Dans les rues escarpées de Curbans, le boulodrome taille XXL ne fait pourtant pas rire tout le monde. A commencer par Paul Weisbuch, un opposant local qui ne supporte pas "ce gadget complètement surdimensionné" pour un village... d'à peine 600 habitants. Les chiffres fournis par la Fédération sportive et culturelle de France (FSCF) vont dans son sens : le club ne comptait qu'une cinquantaine de licenciés la saison dernière. "Et encore, il n'y a que trois ou quatre joueurs qui habitent vraiment la commune !", grince des dents l'élu, qui porte également dans le département la casquette de référent Anticor, l'association qui lutte contre la corruption politique.

Le boulodrome prend la poussière, il n'y a jamais personne, c'est insupportable.Paul Weisbuch, conseiller municipal d'opposition à Curbansà franceinfo

Car le complexe, aussi confortable soit-il pour les amateurs de jeux de boules, "nous a coûté un bras" : 1 088 299,31 euros, selon une délibération du conseil municipal que franceinfo a pu consulter. "Mais on se rend compte de ce que ça représente, autant d'argent ?, manque de s'étouffer Paul Weisbuch. Avec cette somme, on aurait mieux fait de déplacer l'école du village, qui date de 1986 et qui est beaucoup trop petite aujourd'hui." 

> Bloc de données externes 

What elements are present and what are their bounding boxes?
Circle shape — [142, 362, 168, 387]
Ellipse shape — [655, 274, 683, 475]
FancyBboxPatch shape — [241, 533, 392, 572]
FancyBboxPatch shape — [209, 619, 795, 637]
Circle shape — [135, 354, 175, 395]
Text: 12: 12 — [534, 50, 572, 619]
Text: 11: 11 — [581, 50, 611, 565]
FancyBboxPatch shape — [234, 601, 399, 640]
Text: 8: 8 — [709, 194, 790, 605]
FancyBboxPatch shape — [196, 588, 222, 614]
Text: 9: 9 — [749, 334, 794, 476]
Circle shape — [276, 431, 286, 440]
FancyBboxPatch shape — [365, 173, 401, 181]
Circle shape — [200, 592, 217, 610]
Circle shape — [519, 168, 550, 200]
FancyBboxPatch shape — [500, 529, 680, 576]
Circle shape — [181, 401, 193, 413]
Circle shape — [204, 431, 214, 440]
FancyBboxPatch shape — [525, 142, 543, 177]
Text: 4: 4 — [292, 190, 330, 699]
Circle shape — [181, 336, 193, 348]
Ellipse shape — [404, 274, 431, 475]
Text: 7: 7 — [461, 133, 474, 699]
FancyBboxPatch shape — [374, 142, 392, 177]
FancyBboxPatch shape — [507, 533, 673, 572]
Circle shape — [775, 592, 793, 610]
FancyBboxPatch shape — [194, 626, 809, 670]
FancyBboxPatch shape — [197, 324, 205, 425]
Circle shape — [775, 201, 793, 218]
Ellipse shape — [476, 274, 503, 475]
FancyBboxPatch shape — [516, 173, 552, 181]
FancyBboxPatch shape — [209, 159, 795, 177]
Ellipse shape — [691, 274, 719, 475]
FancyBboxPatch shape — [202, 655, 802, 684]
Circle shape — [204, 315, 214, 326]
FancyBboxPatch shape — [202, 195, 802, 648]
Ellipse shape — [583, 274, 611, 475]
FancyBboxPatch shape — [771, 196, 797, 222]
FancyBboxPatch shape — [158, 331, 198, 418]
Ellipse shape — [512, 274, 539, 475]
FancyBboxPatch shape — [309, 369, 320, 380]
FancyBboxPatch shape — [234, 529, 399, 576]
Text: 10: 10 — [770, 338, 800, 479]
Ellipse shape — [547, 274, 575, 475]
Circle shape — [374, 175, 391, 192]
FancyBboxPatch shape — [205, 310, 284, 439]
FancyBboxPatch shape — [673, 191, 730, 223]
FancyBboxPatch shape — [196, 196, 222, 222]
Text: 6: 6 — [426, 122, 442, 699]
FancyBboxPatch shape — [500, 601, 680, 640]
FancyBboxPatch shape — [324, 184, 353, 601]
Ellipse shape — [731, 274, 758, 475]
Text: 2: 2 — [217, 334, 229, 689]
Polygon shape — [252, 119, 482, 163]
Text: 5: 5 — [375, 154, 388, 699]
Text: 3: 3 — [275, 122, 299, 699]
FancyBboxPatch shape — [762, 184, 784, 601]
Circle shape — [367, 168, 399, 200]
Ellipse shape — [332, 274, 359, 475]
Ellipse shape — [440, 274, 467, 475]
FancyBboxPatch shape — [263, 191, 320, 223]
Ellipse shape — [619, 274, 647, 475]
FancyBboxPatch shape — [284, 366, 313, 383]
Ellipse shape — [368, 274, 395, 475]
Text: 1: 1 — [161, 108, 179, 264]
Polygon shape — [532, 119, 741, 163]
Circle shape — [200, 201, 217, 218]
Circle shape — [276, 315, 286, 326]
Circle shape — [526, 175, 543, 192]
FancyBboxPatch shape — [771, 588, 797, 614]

Accoudée aux barrières métalliques qui séparent les terrains, l'actuelle maire de Curbans a bien conscience que le boulodrome est "un outil conséquent". "Par rapport à la taille de la commune, c'est une dépense importante, c'est sûr, on ne peut pas le nier, lâche Laurence Allix en levant les yeux au ciel. Cela génère des frais d'entretien qui sont significatifs. On tente de valoriser les lieux comme on peut, mais ce n'est pas évident. Certains voulaient transformer le boulodrome en école ou en crèche, on en est là."

Au début de mon mandat, on appelait cet endroit le Dubaï des Alpes-de-Haute-Provence.Laurence Allix, maire de Curbans (Alpes-de-Haute-Provence)à franceinfo

Pourtant, Laurence Allix n'y est pour rien. C'est son prédécesseur, Daniel Rolland, "joueur régulier", qui tenait absolument à avoir ce boulodrome. Jean-Louis Debré, alors président du Conseil constitutionnel, était même venu de Paris pour couper le ruban lors de son inauguration, en juin 2013. 

Le boulodrome de Curbans (Alpes-de-Haute-Provence), le 10 janvier 2020.
Le boulodrome de Curbans (Alpes-de-Haute-Provence), le 10 janvier 2020. (RAPHAEL GODET / FRANCEINFO)

"Plus de 35 000 euros de mobilier de bureau"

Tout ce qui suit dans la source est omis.